Like most truly scary movies, “The Ring” has almost no onscreen violence and very little gore. The terror is in the ideas. And some of its ideas are genuinely startling.

There is a videotape full of surreal, seemingly random images circulating in Seattle. According to the legend, after you watch it you immediately receive a phone call in which an ominous voice says, “Seven days.” Then, exactly one week later, you die.
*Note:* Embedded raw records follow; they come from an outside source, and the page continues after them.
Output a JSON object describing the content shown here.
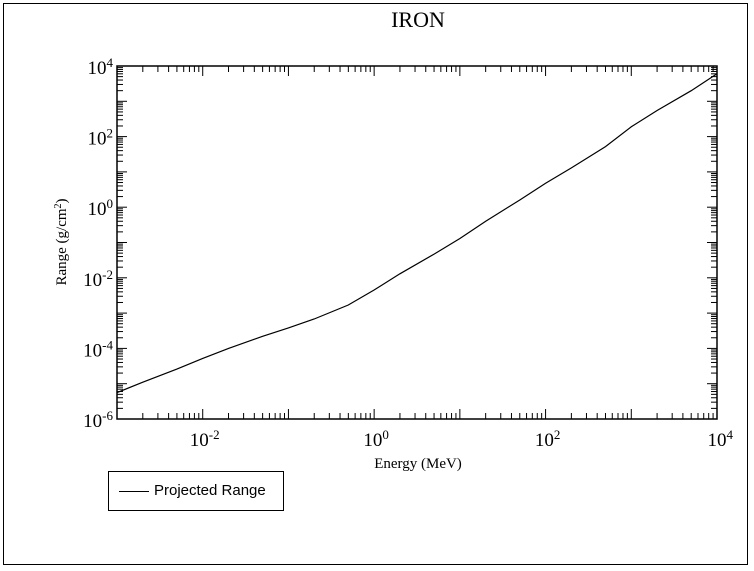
{
  "chart_data": {
    "type": "line",
    "title": "IRON",
    "xlabel": "Energy (MeV)",
    "ylabel_base": "Range (g/cm",
    "ylabel_sup": "2",
    "ylabel_end": ")",
    "x_scale": "log",
    "y_scale": "log",
    "xlim": [
      0.001,
      10000
    ],
    "ylim": [
      1e-06,
      10000
    ],
    "x_ticks": [
      {
        "base": "10",
        "exp": "-2",
        "value": 0.01
      },
      {
        "base": "10",
        "exp": "0",
        "value": 1
      },
      {
        "base": "10",
        "exp": "2",
        "value": 100
      },
      {
        "base": "10",
        "exp": "4",
        "value": 10000
      }
    ],
    "y_ticks": [
      {
        "base": "10",
        "exp": "-6",
        "value": 1e-06
      },
      {
        "base": "10",
        "exp": "-4",
        "value": 0.0001
      },
      {
        "base": "10",
        "exp": "-2",
        "value": 0.01
      },
      {
        "base": "10",
        "exp": "0",
        "value": 1
      },
      {
        "base": "10",
        "exp": "2",
        "value": 100
      },
      {
        "base": "10",
        "exp": "4",
        "value": 10000
      }
    ],
    "grid": false,
    "legend_position": "bottom-left outside",
    "series": [
      {
        "name": "Projected Range",
        "color": "#000000",
        "x": [
          0.001,
          0.002,
          0.005,
          0.01,
          0.02,
          0.05,
          0.1,
          0.2,
          0.5,
          1,
          2,
          5,
          10,
          20,
          50,
          100,
          200,
          500,
          1000,
          2000,
          5000,
          10000
        ],
        "y": [
          5.6e-06,
          1.1e-05,
          2.6e-05,
          5.2e-05,
          0.0001,
          0.00022,
          0.00038,
          0.00068,
          0.0017,
          0.0045,
          0.013,
          0.047,
          0.13,
          0.4,
          1.6,
          4.8,
          13,
          52,
          190,
          550,
          2000,
          6000
        ]
      }
    ]
  }
}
Investigative journalist Rachel Keller (Naomi Watts, far hotter than any reporter I’ve ever seen in real life) hears of the videotape after her niece apparently falls victim to it. She and three of her friends watched it together, and now they’re dead, in separate incidents. A surviving friend, who luckily was not invited to the party that night, tells the tale. Rachel locates the tape, watches it, and sure enough, gets the phone call. The clock is ticking. What is the tape, and how does one stop it from carrying out its plan?

Rachel enlists the help of her friend Noah (Martin Henderson), and the film becomes a good old-fashioned mystery, complete with red-herring characters and missing puzzle pieces. The images on the tape turn out to be not as random as they seemed, and the evil inherent in a murderous videotape has reasoning behind it, too. Stopping it becomes the issue, and that task makes up the bulk of the film. (We arrive at Day 7 with half the running time remaining.)
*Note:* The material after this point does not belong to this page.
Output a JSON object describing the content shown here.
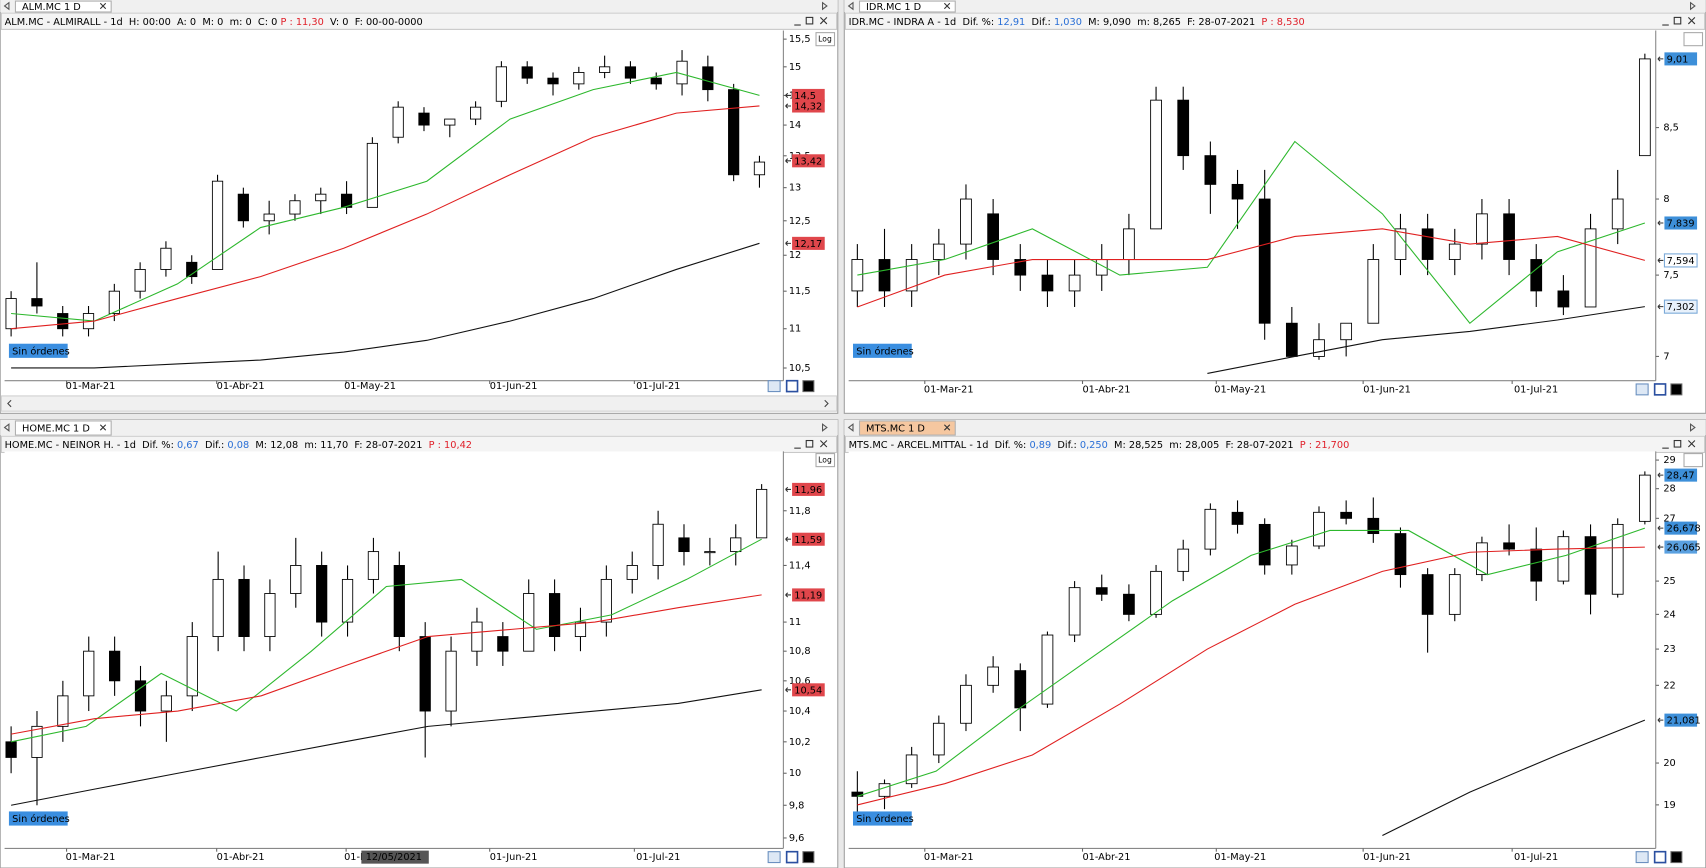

Director Gore Verbinski has previously given us the children’s film “Mouse Hunt,” as well as last year’s goofy “The Mexican.” “The Ring” (a remake of a Japanese film) is his first attempt at horror, and he does a masterful job with it. He uses — but doesn’t abuse — the tricks of the trade, employing jarring sound effects, creepy children and anxious pauses to great effect. One is reminded of “The Sixth Sense” and “The Others,” particularly in the sense that, like those films, “The Ring” always seems to have more on its mind than its surface-level ghost story. It’s not profound, especially, but it’s more than rampant, senseless evil.

The answer to the question, “Why is it called ‘The Ring’ instead of ‘The Tape’?” is particularly chilling.
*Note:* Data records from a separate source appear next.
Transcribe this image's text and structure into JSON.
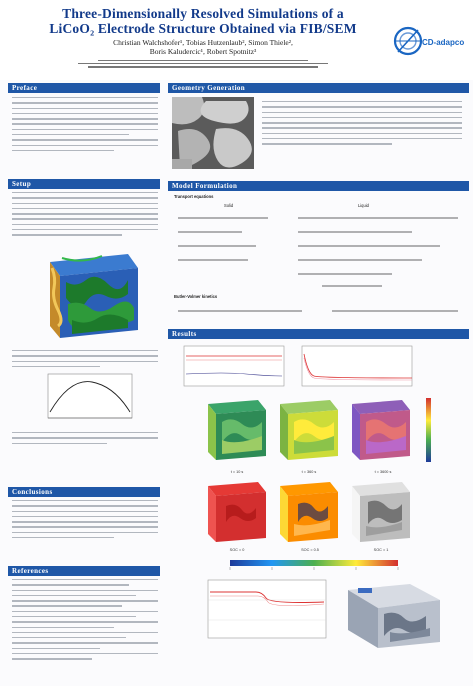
{
  "poster": {
    "title_line1": "Three-Dimensionally Resolved Simulations of a",
    "title_line2": "LiCoO₂ Electrode Structure Obtained via FIB/SEM",
    "authors_line1": "Christian Walchshofer¹, Tobias Hutzenlaub², Simon Thiele²,",
    "authors_line2": "Boris Kaludercic¹, Robert Spotnitz³",
    "logo_text": "CD-adapco"
  },
  "sections": {
    "preface": "Preface",
    "geometry": "Geometry Generation",
    "setup": "Setup",
    "model": "Model Formulation",
    "results": "Results",
    "conclusions": "Conclusions",
    "references": "References"
  },
  "model": {
    "transport_label": "Transport equations",
    "solid_label": "Solid",
    "liquid_label": "Liquid",
    "butler_label": "Butler-Volmer kinetics"
  },
  "results_labels": {
    "temp1": "t = 10 s",
    "temp2": "t = 360 s",
    "temp3": "t = 3600 s",
    "soc1": "SOC = 0",
    "soc2": "SOC = 0.5",
    "soc3": "SOC = 1"
  },
  "colors": {
    "section_bar": "#1f57a7",
    "title": "#123a8a",
    "logo": "#1a66c2"
  }
}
Very few of the elements are completely original, and I can’t say every aspect of it makes sense in the end, but the movie as a whole has a fresh, exciting air about it. It maintains a palpable feeling of dread and tension primarily by implication and some carefully chosen eerie images: drowned horses here, weird little girl there, and so on. There is a point where it crosses over from giddy-suspenseful to flat-out wet-your-pants scary, which is something few films in recent years have managed.

A- (1 hr., 55 min.; PG-13, scattered profanity, fleeting grisly images, disturbing themes and scariness.)